Alternatives considered
What the reviewer should know
- New third party dependency
graphviz-rustis only used to parse the DOT language format used for unit tests.
My initial benchmarks showed ~40% perf increase by using a single v8::Number instead of allocating objects (especially since hundreds of edges are expected per file). I think the only somewhat complex thing is in using a function call rather than property access: so
const packed = makeEdge(1, EDGE_DEPENDENCE);
// vs
const edge = new Edge(1, EDGE_DEPENDENCE);
//////
getEdgeTarget(packed);
// vs
edge.target;
//////
getEdgeKind(packed);
// vs
edge.kind;
but doesn't seem like a huge deviation from our current patterns (e.g. we do ddsa.getChildren(node) instead of node.children).

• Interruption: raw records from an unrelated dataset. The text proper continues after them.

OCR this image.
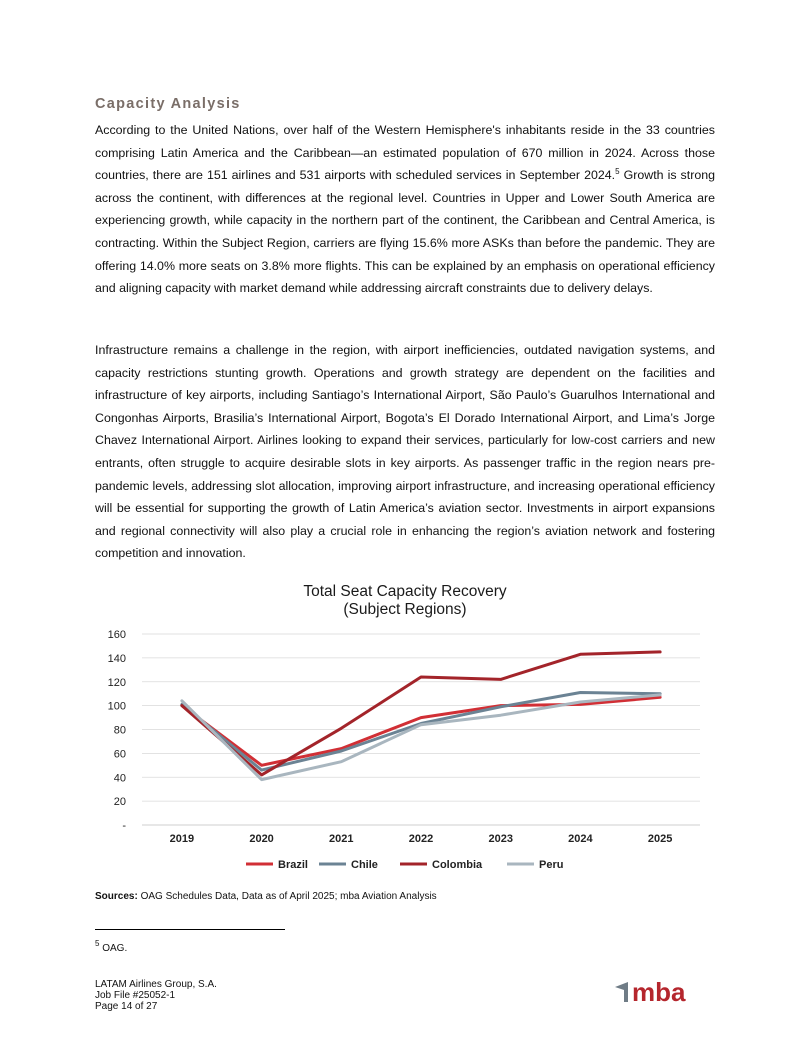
Capacity Analysis

According to the United Nations, over half of the Western Hemisphere's inhabitants reside in the 33 countries comprising Latin America and the Caribbean—an estimated population of 670 million in 2024. Across those countries, there are 151 airlines and 531 airports with scheduled services in September 2024.$^5$ Growth is strong across the continent, with differences at the regional level. Countries in Upper and Lower South America are experiencing growth, while capacity in the northern part of the continent, the Caribbean and Central America, is contracting. Within the Subject Region, carriers are flying 15.6% more ASKs than before the pandemic. They are offering 14.0% more seats on 3.8% more flights. This can be explained by an emphasis on operational efficiency and aligning capacity with market demand while addressing aircraft constraints due to delivery delays.

Infrastructure remains a challenge in the region, with airport inefficiencies, outdated navigation systems, and capacity restrictions stunting growth. Operations and growth strategy are dependent on the facilities and infrastructure of key airports, including Santiago’s International Airport, São Paulo’s Guarulhos International and Congonhas Airports, Brasilia’s International Airport, Bogota’s El Dorado International Airport, and Lima’s Jorge Chavez International Airport. Airlines looking to expand their services, particularly for low-cost carriers and new entrants, often struggle to acquire desirable slots in key airports. As passenger traffic in the region nears pre-pandemic levels, addressing slot allocation, improving airport infrastructure, and increasing operational efficiency will be essential for supporting the growth of Latin America’s aviation sector. Investments in airport expansions and regional connectivity will also play a crucial role in enhancing the region’s aviation network and fostering competition and innovation.

Total Seat Capacity Recovery
(Subject Regions)
-
20
40
60
80
100
120
140
160
2019	2020	2021	2022	2023	2024	2025
Brazil	Chile	Colombia	Peru

Sources: OAG Schedules Data, Data as of April 2025; mba Aviation Analysis

$^5$ OAG.

LATAM Airlines Group, S.A.
Job File #25052-1
Page 14 of 27	mba
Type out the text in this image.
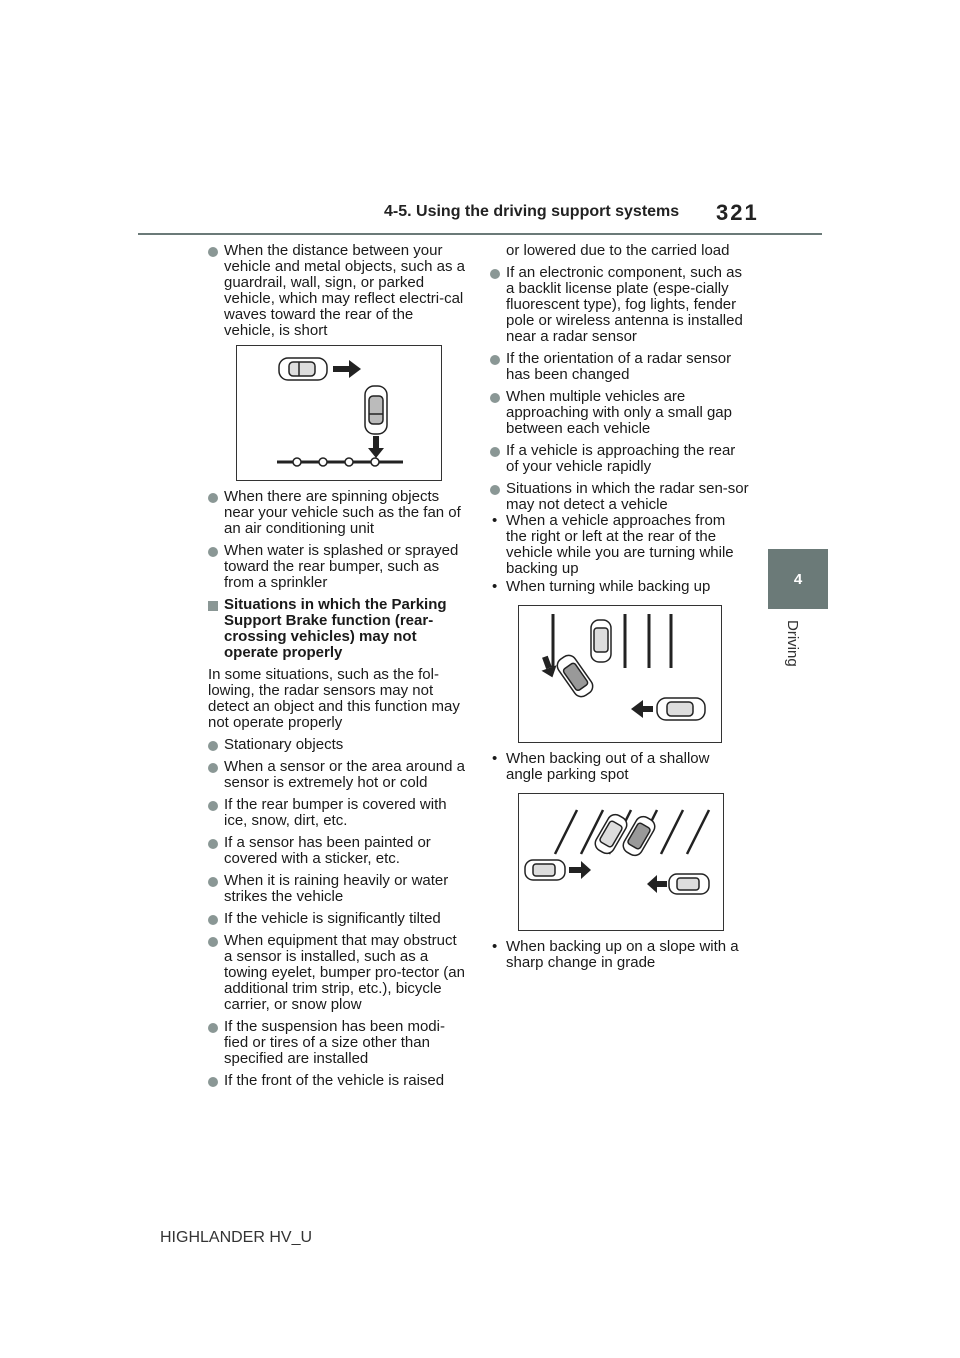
4-5. Using the driving support systems 321
4
Driving
When the distance between your vehicle and metal objects, such as a guardrail, wall, sign, or parked vehicle, which may reflect electri-cal waves toward the rear of the vehicle, is short
When there are spinning objects near your vehicle such as the fan of an air conditioning unit
When water is splashed or sprayed toward the rear bumper, such as from a sprinkler
Situations in which the Parking Support Brake function (rear-crossing vehicles) may not operate properly
In some situations, such as the fol-lowing, the radar sensors may not detect an object and this function may not operate properly
Stationary objects
When a sensor or the area around a sensor is extremely hot or cold
If the rear bumper is covered with ice, snow, dirt, etc.
If a sensor has been painted or covered with a sticker, etc.
When it is raining heavily or water strikes the vehicle
If the vehicle is significantly tilted
When equipment that may obstruct a sensor is installed, such as a towing eyelet, bumper pro-tector (an additional trim strip, etc.), bicycle carrier, or snow plow
If the suspension has been modi-fied or tires of a size other than specified are installed
If the front of the vehicle is raised
or lowered due to the carried load
If an electronic component, such as a backlit license plate (espe-cially fluorescent type), fog lights, fender pole or wireless antenna is installed near a radar sensor
If the orientation of a radar sensor has been changed
When multiple vehicles are approaching with only a small gap between each vehicle
If a vehicle is approaching the rear of your vehicle rapidly
Situations in which the radar sen-sor may not detect a vehicle
• When a vehicle approaches from the right or left at the rear of the vehicle while you are turning while backing up
• When turning while backing up
• When backing out of a shallow angle parking spot
• When backing up on a slope with a sharp change in grade
HIGHLANDER HV_U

Additionally, I think this also makes parts of our implementation more simple. To detect a cycle in the graph, we simply do:
// Set<number>
const visited = new Set();
// Marking visited:
visited.add(packedEdge);
// Checking visited
if (visited.has(packedEdge)) {
// ...
}
To do this with an edge object, we'd have to do something like:
// Option 1
// Map<TargetId, EdgeKind[]>
const visited = new Map();
// Marking visited:
let existing = visited.get(edge.target);
if (existing === undefined) {
const newArr = [];
visited.set(edge.target, newArr);
existing = newArr
}
existing.push(edge.kind);
// Checking visited:
const existing = visited.get(edge.target);
if (existing !== undefined) {
if (existing.contains(edge.kind)) {
// ...
}
}
Or
// Option 2
// Set<string>
function serializeEdge(edge) {
return `${edge.target}-${edge.kind}`
}
// Marking visited:
const edgeStr = serializeEdge(edge);
visited.add(edgeStr);
// Checking visited:
if (visited.has(edgeStr)) {
// ...
}
Option 1 is more complex than my implementation, Option 2 is the same complexity. Both will perform markedly worse.
--
I think the complexity is a toss up given the requirement to detect cycles and how an object-based approach introduces its own complexities. Given the magnitude of the perf improvement, I'd err on the side of going with the PackedEdge implementation.
Force pushed to clean up the implementation:
- Removed graph reduction
- Removed "markIdentifier" API (intention here was to specify "core" nodes to preserve during a graph reduction/edge contraction, but this was leaky)
- Improved documentation
- Renamed graph "Node" to "Vertex" -- this will end up being much less confusing as we will want to distinguish a tree-sitter "node" from a graph "node".